One of life’s simplest pleasures is heading out to a bar on a crisp fall Saturday to enjoy a cold beer on draft. The air has a pleasant chill to it, perhaps there’s some college football on the TV, and friends and loved ones abound. But if there’s one thing that is sure to kill those good vibes, it’s getting served a brew that tastes less than ideal — especially when you know how delicious it normally is. While it might be tempting to blame the pint on a bad batch, the likely cause for your less-than-satisfying beer is the draft line it was poured from, not the draft itself.
To learn more about the importance of keeping draft lines clean — and how to know if your beer was poured from a dirty one — VinePair tapped Christopher McClellan, founder of beer consulting firm The Brew Enthusiast.
“The key phrase for great draft beer is ‘as the brewer intended.’ Bars and restaurants are delivered the perfect keg of beer, and it’s their responsibility to get that beer to their customers tasting exactly the way the brewery intended,” McClellan explains.

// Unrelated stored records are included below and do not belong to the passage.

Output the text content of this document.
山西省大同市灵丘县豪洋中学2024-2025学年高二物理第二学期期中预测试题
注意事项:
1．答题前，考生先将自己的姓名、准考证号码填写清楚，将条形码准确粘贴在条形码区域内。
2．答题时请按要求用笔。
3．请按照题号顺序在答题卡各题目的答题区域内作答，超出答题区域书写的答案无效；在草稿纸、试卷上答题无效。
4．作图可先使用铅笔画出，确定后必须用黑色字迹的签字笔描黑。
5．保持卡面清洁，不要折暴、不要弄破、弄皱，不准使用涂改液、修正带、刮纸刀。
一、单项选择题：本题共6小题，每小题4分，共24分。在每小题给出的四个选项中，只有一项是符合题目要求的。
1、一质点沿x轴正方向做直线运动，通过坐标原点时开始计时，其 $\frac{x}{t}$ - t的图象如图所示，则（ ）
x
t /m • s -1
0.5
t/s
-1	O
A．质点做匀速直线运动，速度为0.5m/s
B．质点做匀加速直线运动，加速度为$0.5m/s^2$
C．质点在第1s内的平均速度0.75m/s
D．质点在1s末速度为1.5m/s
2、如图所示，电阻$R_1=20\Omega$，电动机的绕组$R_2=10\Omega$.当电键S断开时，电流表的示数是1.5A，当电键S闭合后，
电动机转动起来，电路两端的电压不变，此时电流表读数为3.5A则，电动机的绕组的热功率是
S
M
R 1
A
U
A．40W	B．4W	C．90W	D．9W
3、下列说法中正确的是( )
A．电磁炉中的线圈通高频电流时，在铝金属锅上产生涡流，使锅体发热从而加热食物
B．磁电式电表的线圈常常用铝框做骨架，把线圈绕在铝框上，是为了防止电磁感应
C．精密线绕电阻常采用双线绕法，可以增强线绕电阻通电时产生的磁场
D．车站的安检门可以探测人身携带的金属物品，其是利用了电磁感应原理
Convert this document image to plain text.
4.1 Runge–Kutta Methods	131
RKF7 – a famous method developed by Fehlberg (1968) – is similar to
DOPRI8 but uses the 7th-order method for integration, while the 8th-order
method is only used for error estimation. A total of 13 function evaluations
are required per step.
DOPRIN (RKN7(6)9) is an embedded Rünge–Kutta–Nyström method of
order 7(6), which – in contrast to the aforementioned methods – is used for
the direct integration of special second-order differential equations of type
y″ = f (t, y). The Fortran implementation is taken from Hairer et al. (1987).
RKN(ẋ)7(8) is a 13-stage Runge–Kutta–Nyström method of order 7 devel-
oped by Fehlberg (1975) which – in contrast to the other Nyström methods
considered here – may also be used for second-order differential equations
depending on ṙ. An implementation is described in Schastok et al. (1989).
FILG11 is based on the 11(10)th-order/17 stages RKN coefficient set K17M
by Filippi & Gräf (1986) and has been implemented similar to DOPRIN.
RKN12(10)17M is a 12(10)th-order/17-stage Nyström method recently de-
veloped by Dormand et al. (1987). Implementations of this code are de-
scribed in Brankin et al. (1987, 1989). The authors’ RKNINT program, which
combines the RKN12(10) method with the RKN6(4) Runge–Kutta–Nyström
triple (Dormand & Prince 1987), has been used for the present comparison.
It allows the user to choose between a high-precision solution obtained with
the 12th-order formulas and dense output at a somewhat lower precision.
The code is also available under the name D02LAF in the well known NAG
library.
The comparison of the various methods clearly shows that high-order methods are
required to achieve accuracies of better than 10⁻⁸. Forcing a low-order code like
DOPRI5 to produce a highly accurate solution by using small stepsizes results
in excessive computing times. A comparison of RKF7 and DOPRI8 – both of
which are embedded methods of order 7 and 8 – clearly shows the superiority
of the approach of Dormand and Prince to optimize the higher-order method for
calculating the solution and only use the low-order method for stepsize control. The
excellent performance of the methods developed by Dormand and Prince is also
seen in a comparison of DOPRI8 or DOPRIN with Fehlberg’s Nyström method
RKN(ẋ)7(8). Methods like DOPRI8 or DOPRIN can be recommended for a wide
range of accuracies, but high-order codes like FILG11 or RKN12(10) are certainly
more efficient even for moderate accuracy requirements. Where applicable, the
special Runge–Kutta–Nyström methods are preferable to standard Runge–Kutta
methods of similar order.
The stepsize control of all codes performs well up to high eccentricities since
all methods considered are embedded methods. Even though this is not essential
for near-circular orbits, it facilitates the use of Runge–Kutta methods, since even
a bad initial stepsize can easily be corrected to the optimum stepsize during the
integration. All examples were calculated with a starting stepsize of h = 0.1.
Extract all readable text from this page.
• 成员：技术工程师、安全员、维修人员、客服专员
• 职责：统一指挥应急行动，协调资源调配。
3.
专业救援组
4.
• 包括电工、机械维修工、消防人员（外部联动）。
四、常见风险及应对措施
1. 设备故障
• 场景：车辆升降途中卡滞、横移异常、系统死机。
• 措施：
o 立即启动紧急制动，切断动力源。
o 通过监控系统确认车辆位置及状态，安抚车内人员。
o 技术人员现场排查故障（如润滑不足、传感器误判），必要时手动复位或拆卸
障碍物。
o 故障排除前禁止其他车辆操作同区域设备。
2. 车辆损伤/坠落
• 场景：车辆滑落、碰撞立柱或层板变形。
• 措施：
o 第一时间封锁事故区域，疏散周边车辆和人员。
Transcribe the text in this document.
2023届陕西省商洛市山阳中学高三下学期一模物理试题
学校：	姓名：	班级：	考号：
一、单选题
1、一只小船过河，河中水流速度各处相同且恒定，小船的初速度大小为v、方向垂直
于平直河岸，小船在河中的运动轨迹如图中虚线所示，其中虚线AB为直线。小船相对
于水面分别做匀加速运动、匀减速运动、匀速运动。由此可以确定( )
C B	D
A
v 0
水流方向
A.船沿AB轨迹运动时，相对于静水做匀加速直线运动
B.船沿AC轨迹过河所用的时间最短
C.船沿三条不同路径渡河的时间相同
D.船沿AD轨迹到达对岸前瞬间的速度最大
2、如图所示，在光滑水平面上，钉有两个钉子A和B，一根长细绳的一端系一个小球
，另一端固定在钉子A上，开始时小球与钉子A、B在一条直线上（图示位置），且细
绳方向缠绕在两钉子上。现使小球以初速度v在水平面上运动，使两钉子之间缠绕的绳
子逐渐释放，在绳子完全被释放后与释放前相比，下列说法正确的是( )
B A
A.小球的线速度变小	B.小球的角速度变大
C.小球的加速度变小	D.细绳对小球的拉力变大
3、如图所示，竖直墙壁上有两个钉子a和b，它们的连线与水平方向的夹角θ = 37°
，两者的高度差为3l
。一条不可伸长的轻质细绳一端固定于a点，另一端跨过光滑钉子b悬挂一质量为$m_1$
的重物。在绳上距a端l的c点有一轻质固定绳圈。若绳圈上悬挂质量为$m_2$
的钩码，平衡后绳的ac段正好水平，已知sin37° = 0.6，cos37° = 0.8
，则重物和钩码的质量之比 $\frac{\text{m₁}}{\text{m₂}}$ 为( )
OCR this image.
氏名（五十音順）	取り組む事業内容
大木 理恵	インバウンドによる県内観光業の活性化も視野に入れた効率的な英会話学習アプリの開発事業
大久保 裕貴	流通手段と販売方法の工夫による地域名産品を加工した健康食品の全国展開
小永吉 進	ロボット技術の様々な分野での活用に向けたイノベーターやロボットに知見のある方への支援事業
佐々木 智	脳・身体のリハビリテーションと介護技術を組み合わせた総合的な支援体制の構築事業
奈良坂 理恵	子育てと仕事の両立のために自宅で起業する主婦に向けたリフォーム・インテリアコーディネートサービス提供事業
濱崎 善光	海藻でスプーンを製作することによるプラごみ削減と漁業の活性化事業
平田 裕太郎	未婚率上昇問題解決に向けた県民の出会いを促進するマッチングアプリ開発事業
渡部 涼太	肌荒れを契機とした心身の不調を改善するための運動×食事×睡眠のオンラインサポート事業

Considering beer is a living product containing yeast, sugar, minerals, and other organic materials, these compounds build up over time in draft lines and thus require consistent management with both caustic and acidic chemicals. According to McClellan, most draft systems must be cleaned every two weeks using a recirculating technique with a caustic solution that will corrode any buildup. Furthermore, lines should be intensively cleaned quarterly with acidic solutions to eliminate any yeast, bacteria, beer stone, and mineral buildup.
“This will keep you pouring clean, fresh, perfect beer, and it will also extend the life of your draft system and keep your customers coming back for more beer,” he says. “It should be required on a national scale, but it’s not, unfortunately.”
As there are no legal requirements in place, some bars may not have draft lines that are up to par, resulting in customers getting served musty pints. As McClellan explains, beers served from dirty draft lines typically smell and taste buttery, sour, slick, or like minerals. In extreme cases, it may even give off aromas of vomit or rotten vegetables. Appearance-wise, dirty draft systems cause beers to lose their head retention, resulting in a glassy look.
“You know when you’re served a full draft beer to the brim with no head on it?” he says. “Dead giveaway.”
If you suspect you’ve been served a beer from a bad line, do not be afraid to say something — especially with a decent pint running customers as much as $10 these days. Even if you don’t know exactly what is wrong with the beer, if it does not meet your expectations, McClellan highly recommends letting a member of the staff know.
“The bar doesn’t want you to leave or never come back,” he says. “I know nobody does it, but if we’re going to change everyone’s perspective on the importance of consistent cleaning, it starts at the most important part: where money is exchanged.”